Los recursos presupuestales reservados para apoyar a los desmovilizados se desviaron a menesteres como la publicidad oficial y se desató una persecución criminal contra quienes aspiraban a una vida en paz junto a sus familias, centenares de los cuales han sido asesinados. La persecución frustró iniciativas de emprendimiento, especialmente agrícola, a los que se dedicó la mayoría de desmovilizados, lo que nadie puede reclamar como un triunfo.
La consigna de “hacer trizas” el proceso de paz, inspirada en acres sectarismos de oligarcas ultra godos, hizo carrera, en detrimento de la convivencia pacífica, mientras sus inspiradores tomaban whisky y asumían poses de dignidad social.

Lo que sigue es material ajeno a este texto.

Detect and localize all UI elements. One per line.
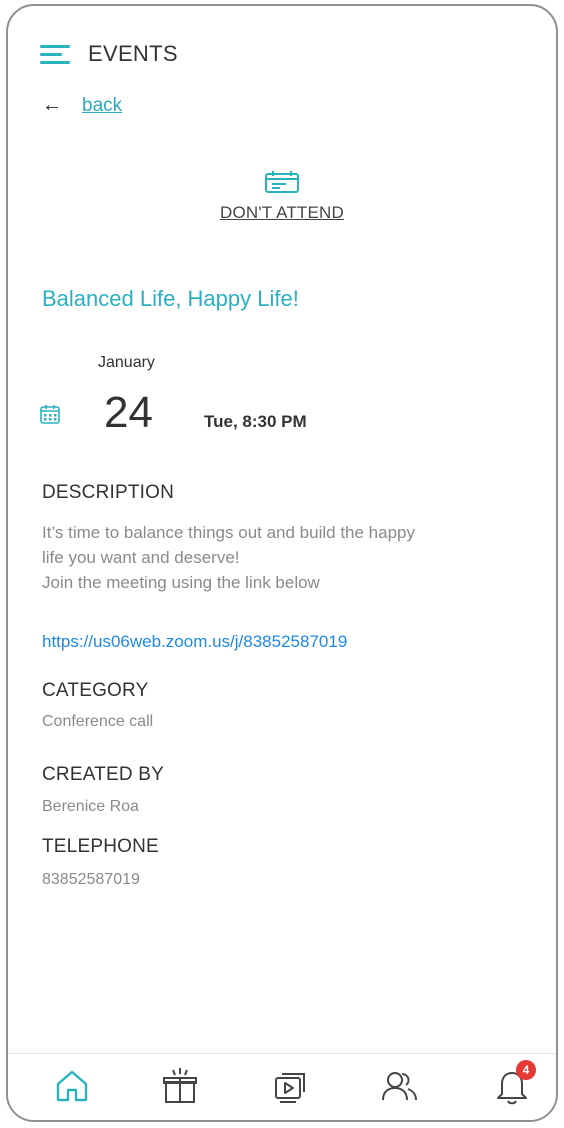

Como se truncó el proceso pacificador, aparecieron nuevos movimientos guerrilleros, liderados por quienes traicionaron el acuerdo; y los altos dirigentes que permanecieron, disfrutando de las curules parlamentarias, se hicieron los pendejos con la reparación económica de las víctimas y quieren eludir la responsabilidad judicial que les corresponde por el trato ignominioso que les dieron a los menores reclutados, arrancados por la fuerza a sus familias.
Pese a la aspiración humanitaria y al derecho constitucional de la paz, que motivan a colombianos ajenos a intereses políticos, la triste realidad es una continuidad de violencia, en la que la maldad supera los principios morales y los deseos de bienestar social de la gente de bien, que les han sido negados.
Quienes destruyeron el acuerdo de paz firmado en el 2016 aspiran a volver a gobernar, para satisfacer su apetito de poder y alimentar las vanidades de aristócratas demodé. Nuevos guerreristas, doblados de narcotraficantes, desde la ilegalidad engatusan al Gobierno con diálogos de paz infructuosos.
Y, mientras tanto, la cúpula desmovilizada, incrustada en el establecimiento, pretende ocultar crímenes atroces con dignidad tardía.